Something about using this feels very fragile, and not because of the machine itself, the operating system, or even the interface. It feels fragile because of the internet.

The internet has so aggressively taken over our lives that we can’t imagine a computing experience without it. And when it’s no longer there on a platform that didn’t really work properly without it, it becomes impossible to use in many ways. One has the feeling that even older operating systems won’t feel this broken in retrospect, because their experiences are otherwise separate from the internet and work without it being at the center of the experience.

But the web browser became a vital part of our digital existence more than two decades ago, and at the time this machine was released, it was pretty much what people did with computers, for good and bad.

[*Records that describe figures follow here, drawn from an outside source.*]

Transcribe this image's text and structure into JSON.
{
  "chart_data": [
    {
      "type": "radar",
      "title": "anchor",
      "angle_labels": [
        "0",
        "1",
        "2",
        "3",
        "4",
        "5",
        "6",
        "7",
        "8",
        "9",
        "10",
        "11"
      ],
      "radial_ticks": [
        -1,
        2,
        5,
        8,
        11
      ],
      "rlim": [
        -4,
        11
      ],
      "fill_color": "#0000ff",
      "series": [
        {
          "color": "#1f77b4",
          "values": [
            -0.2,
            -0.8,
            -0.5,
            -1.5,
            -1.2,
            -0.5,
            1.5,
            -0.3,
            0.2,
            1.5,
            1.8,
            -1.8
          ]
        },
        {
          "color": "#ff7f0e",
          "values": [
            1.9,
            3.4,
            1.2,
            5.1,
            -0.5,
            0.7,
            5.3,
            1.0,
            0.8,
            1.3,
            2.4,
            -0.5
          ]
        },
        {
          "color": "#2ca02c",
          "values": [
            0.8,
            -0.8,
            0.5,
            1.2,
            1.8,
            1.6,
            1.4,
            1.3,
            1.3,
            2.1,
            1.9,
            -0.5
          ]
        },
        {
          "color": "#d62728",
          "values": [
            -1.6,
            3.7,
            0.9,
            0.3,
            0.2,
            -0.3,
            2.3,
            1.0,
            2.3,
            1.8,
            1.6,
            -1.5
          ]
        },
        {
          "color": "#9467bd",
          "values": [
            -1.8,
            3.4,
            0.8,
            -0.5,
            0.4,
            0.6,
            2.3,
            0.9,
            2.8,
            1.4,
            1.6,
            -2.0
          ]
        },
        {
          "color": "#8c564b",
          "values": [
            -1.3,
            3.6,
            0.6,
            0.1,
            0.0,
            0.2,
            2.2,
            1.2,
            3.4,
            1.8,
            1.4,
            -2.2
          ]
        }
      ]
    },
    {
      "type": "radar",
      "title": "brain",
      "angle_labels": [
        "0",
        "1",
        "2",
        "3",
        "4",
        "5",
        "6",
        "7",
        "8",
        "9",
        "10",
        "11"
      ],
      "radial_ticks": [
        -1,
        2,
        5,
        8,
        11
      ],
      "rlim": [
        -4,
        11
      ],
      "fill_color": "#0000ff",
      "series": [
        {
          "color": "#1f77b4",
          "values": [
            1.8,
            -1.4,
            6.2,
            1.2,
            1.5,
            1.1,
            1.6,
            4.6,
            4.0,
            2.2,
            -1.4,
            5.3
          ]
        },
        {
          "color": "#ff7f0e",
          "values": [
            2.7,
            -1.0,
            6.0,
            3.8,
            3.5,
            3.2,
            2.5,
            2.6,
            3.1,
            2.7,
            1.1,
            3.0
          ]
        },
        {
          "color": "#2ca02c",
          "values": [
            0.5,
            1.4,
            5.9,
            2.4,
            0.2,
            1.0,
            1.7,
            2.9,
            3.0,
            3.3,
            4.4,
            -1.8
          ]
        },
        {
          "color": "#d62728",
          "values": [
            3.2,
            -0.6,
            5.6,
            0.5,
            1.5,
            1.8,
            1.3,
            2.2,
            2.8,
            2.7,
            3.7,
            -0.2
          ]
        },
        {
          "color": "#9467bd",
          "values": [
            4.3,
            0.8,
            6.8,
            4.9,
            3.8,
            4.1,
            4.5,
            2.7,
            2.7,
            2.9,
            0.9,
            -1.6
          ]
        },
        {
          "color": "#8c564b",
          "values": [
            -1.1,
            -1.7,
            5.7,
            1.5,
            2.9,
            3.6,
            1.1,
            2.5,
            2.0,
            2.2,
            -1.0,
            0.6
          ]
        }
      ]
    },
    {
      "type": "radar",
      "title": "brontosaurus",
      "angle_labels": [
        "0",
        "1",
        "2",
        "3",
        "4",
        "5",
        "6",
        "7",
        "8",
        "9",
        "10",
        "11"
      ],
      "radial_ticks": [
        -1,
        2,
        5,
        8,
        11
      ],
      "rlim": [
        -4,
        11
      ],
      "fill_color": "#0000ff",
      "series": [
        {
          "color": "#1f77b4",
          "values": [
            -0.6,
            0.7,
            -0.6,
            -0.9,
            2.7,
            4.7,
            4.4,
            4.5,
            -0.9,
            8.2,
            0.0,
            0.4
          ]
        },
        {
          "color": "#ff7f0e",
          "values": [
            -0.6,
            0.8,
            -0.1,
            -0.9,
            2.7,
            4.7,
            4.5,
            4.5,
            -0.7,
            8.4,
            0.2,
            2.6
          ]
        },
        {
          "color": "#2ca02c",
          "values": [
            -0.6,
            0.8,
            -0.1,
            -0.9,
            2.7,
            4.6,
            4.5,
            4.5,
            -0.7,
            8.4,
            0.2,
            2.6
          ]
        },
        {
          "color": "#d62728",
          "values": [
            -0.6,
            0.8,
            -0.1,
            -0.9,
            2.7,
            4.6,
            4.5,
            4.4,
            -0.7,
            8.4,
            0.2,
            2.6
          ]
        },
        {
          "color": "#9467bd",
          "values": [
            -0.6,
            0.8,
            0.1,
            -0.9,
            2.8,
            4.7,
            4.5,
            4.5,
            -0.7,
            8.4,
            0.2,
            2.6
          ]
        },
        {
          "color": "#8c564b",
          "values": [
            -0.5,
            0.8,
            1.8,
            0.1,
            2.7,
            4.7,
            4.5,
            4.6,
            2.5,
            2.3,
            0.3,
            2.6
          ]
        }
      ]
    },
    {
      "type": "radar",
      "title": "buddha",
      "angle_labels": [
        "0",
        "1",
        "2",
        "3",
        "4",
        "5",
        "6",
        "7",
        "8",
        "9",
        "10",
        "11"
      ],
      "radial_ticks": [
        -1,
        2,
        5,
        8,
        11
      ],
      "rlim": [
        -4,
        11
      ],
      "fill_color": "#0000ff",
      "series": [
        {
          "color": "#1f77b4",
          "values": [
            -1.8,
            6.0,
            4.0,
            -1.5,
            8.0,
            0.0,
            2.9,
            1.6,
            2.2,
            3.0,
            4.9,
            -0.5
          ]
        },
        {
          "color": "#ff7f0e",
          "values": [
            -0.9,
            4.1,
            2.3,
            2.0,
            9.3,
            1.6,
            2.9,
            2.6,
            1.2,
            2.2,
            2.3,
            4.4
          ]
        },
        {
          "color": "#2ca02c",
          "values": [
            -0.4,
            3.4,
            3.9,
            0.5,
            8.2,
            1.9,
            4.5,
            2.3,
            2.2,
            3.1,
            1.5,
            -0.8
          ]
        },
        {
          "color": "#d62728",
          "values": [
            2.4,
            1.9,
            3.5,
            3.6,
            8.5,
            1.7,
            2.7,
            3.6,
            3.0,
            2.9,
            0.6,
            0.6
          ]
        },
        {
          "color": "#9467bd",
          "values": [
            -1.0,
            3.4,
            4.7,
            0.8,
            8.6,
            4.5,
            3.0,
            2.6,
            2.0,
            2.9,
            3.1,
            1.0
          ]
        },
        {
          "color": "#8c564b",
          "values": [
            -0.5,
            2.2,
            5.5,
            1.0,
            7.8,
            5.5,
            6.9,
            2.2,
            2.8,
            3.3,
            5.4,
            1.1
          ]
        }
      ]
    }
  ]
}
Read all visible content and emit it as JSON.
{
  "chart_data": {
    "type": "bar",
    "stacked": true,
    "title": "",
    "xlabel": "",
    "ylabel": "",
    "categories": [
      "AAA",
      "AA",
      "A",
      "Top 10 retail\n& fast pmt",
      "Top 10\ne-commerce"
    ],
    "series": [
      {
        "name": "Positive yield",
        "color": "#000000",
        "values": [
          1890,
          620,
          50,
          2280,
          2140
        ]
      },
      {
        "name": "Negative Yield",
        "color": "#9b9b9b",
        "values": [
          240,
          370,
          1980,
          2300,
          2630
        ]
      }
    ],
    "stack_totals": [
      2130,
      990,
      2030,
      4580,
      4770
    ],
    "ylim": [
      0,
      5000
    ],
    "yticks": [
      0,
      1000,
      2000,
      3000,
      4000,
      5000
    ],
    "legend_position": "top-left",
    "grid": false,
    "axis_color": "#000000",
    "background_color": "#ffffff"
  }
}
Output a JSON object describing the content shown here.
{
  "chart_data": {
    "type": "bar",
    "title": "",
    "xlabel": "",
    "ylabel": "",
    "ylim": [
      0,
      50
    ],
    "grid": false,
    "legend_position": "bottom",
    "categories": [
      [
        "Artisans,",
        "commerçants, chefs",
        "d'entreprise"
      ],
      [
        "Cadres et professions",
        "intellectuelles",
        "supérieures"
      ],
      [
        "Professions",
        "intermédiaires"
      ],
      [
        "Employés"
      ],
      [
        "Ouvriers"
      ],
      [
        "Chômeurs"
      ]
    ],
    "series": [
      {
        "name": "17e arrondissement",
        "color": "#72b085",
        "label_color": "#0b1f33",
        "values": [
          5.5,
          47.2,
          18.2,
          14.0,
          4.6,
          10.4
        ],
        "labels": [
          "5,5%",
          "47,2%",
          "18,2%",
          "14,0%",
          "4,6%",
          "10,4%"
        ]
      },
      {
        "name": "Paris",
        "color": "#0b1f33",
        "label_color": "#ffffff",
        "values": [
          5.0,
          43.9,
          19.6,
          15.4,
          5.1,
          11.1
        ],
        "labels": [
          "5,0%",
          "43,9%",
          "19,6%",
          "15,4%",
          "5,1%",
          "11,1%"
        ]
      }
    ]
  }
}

It’s hard to relive this time properly because there’s no way to turn back the internet and no incentive for companies to do anything to maintain support for platforms that they deem not to be worth it.

Sometime last fall, the popular music service Spotify, as far as I can tell, apparently stopped working on the PowerPC versions of Mac OS X, despite working for well over a decade in that interface. I tried it myself; the servers seem to not want to talk to it anymore. This is despite the fact that, unlike most things that might get used on a PowerPC-based Mac, there is incentive to ensure that it works—because if it stops working, it may directly cost Spotify business. They don’t even have to do anything but ensure the servers keep talking with the client. Same deal, before that, with Dropbox. At some point, someone made the decision that it cost more money to simply let the servers communicate with old machines than to let those machines keep doing their jobs.

But, let’s be honest. It’s a harbinger. Eventually, the entire machine’s key functionality will fall into this decay. Some of it already did long ago. For example, the Leopard interface promotes MobileMe, a predecessor to the widely used iCloud that did not see much in the way of uptake and was taken offline nearly seven years ago. No PowerPC machine has ever officially supported iCloud; Snow Leopard, the first version of OS X that only supported Intel, was the first version to get it.

Even the web browser experience itself is being held up by volunteers who have enthusiasm for this software and this project. If, one day, they lose it, so too will the community.

Linux is an option, of course—a number of the open source operating system’s flavors, most notably Ubuntu, support the PowerPC platform, which has seen wide use in a number of other places, most famously the Xbox 360 and Nintendo Wii. Maybe I’ll do that at some point. But honestly, I was just hoping to relive my own past a little bit—in the form of a computer that was once the machine I found necessary to get through my day.

But thanks to the internet’s drumbeat, I can’t do that.

Linux For Mac Ppc G4

The Mac Mini G4 is not a sign of our past. It is a sign of our future—a future that will not allow the past to survive on its own terms.